Co-localization studies with endosomes and TGN markers reveal that the majority of Arf1 was present in intracellular structures co-stained with LqfR (a known TGN marker44), as shown by line profile analyses and by the Pearson’s correlation coefficient (Fig. 8i–i′′). Very little co-localization was observed between Arf1 and Rab5 (early endosomes) or Hrs (multivesicular bodies) as shown by the Pearson’s correlation coefficients and line profiles (Fig. 8j–m and Supplementary Fig. 6e,f).

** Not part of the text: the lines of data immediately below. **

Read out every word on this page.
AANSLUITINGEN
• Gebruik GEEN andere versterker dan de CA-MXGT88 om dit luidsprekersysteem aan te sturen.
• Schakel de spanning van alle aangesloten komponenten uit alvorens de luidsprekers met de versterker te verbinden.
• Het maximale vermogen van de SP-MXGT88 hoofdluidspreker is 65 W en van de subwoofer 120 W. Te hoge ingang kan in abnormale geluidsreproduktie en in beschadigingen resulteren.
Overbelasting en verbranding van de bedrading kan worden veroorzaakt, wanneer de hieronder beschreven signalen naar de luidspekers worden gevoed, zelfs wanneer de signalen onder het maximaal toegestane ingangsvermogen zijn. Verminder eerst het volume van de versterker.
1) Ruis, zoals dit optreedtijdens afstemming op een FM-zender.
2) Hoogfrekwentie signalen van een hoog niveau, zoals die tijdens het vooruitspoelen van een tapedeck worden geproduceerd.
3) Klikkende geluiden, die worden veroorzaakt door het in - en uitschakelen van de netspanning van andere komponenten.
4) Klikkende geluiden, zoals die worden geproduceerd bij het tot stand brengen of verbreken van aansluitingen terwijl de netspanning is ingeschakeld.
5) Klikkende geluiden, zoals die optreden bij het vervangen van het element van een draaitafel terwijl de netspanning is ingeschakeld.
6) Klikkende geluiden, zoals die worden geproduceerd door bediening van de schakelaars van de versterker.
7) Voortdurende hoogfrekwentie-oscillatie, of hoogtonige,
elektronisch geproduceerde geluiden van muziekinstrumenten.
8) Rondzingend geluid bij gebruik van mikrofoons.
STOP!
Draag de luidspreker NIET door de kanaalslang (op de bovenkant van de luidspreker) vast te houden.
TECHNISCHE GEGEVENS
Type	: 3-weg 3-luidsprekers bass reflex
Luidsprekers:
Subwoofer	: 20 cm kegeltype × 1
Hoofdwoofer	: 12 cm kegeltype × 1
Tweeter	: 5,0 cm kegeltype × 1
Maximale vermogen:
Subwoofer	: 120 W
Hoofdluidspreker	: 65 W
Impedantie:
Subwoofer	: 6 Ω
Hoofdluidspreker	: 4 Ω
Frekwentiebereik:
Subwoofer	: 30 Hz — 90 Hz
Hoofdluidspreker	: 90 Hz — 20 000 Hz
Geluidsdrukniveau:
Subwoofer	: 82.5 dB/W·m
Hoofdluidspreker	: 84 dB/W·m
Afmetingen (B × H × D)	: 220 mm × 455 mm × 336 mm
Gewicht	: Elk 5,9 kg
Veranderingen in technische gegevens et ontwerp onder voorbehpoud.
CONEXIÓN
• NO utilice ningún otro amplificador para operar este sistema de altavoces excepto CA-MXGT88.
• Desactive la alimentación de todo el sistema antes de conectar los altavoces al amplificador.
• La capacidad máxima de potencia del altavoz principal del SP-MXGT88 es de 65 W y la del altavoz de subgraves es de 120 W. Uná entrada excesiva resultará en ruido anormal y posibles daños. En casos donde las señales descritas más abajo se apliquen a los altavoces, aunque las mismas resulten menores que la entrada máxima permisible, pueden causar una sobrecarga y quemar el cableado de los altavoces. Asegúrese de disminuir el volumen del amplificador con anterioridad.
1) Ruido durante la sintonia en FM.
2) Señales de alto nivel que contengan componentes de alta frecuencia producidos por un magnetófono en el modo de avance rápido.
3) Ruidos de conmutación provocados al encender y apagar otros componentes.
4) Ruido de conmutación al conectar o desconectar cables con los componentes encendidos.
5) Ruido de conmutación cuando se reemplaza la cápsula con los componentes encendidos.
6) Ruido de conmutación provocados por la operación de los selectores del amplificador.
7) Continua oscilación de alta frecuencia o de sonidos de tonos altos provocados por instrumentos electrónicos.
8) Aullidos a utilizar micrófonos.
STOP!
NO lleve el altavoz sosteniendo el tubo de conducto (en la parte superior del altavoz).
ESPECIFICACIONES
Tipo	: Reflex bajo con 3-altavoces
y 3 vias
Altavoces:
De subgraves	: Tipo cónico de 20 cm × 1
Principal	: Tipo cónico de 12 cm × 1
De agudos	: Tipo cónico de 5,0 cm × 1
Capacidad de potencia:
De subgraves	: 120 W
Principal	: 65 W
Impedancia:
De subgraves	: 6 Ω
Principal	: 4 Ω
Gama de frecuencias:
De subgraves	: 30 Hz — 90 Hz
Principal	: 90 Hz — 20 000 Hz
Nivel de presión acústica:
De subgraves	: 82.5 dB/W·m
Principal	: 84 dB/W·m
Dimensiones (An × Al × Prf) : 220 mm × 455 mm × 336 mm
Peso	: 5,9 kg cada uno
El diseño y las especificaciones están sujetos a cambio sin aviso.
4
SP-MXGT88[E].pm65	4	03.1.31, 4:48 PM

Co-expression of Arf1 and PI4KIIIβ and staining for the AP-1γ (γ−adaptin) subunit of the AP-1 complex in S2 cells revealed the same pattern observed in vivo, showing partial co-localization between Arf1 and AP-1 or PI4KIIIβ and AP-1 (Supplementary Fig. 6g–g′′′). On the other hand, almost perfect overlap was observed for Arf1 and PI4KIIIβ (Supplementary Fig. 6g–g′′). This was also the case for Arf1 and Rab11 or PI4KIIIβ and Rab11 (Supplementary Fig. 6h–h′′′).
Taken together, these data define where in the trafficking process the core PCP proteins are recognized by AP-1 and Arf1: a compartment with TGN molecular features containing Arf1/PI4KIIIβ/Rab11 and decorated with AP-1.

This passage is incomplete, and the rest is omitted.